Implication of the choice of time scales in survival analysis

Judith Vilsmeier1, Gisela Büchele2, Martin Rehm2, Dietrich Rothenbacher2, Jan Beyersmann1

1Institute of Statistics, Ulm University, Ulm; 2Institute of Epidemiology and Medical Biometry, Ulm University, Ulm

The choice of time scale is an important and often discussed topic in time-to-event analysis. While the rule
of thumb is to choose the natural time scale for the underlying problem, it is often not clear what this natural
time scale is. This potentially leads to confusion and if researchers pick the ”wrong” time scale for the
underlying problem, this can lead to biased results. Two often discussed time scales are time since study
entry and time since birth, i.e. age, but there are also other possible time scales. The time scale we focus
on during this talk is the so-called calendar time. Its origin is an arbitrary day before the study entry of the
first patients, and it is useful if calendar time holds important information in addition to just the time from
study entry. However, we will illustrate situations where it can lead to an inflated estimation of the hazard
ratio and overoptimistic p-values when using the Cox proportional hazard model. In this talk a real data
example from the EvaCoM project is used to demonstrate this hazard ratio inflation and the reasons why
it occurs. In this project, the impact of quality audit of healthcare providers was of interest, possible time
scales being calendar time in which the audit acts or a patient’s time-to-event. It serves as an example to raise
awareness to why researchers should be careful when deciding which time scale to use, by highlighting a
situation in which the choice of time scale might not be clear but impactful. Additionally, possible solutions
for scenarios where more than one time scale seem to be important are proposed.



9:55am - 10:15am

Leveraging Cancer Incidence for Lead Time Estimation in Cancer Screening Programmes

Bor Vratanar, Maja Pohar Perme

Institute for biostatistics and medical informatics, Slovenia

In cancer screening programmes, participants are regularly screened every few years using blood tests, urine tests, or medical imaging to detect cancer at an earlier time, when it is presumed to be more curable. Without screening, cancer would likely progress undetected until symptoms appear. The interval between early detection and the eventual onset of symptoms, had screening not been conducted, is known as lead time. Due to lead time, the survival time for screen-detected cancers is artificially extended compared to the cancers detected based on symptoms as they are being followed from an earlier point in time, resulting in a biased comparison. Understanding and estimating lead time is thus crucial for researchers to mitigate lead time bias in cancer screening studies.

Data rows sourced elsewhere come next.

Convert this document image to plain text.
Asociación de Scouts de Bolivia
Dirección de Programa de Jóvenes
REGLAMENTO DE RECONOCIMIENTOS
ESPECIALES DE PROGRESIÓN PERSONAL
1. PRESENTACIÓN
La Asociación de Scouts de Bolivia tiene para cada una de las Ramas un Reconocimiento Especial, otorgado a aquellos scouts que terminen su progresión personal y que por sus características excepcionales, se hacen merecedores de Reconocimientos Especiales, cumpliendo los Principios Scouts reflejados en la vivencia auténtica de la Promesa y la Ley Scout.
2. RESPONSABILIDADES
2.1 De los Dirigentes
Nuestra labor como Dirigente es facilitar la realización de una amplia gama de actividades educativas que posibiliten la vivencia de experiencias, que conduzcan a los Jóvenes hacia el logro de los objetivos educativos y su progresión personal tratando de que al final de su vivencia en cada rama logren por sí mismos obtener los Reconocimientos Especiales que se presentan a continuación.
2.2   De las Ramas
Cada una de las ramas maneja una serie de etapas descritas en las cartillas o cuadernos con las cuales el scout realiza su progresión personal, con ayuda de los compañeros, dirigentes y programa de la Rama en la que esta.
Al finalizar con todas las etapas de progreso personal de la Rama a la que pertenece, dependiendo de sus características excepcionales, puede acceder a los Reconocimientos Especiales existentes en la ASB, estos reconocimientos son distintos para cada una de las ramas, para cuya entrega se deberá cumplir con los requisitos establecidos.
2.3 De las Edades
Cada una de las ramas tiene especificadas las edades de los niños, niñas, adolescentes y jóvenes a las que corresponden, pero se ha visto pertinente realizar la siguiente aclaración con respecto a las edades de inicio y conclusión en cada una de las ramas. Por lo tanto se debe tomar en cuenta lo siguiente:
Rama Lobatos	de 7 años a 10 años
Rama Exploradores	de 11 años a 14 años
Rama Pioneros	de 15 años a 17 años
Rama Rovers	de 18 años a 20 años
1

Estimating lead time is challenging because it is a hypothetical random variable that can only be inferred indirectly. In our study, we introduce a novel method for estimating lead time, using a data source previously untapped for this purpose—cancer incidence. We hypothesize that earlier detection of cancer due to screening should result in observable shift in cancer incidence rates, stratified by age and year of diagnosis. Our method leverages this information, and estimates lead time using a maximum likelihood estimator. In principle, the user specifies the distribution of lead time, and the method finds the parameters that best fit the observed shift in cancer incidence.

Our approach is flexible, allowing for the inclusion of additional covariates and accounting for overdiagnosis. The data required for this method are routinely available from cancer registries and provided by population tables, making it easy for implementation. We validated our method through simulations and applied it to data from the Slovenian breast cancer screening programme, demonstrating its effectiveness and utility.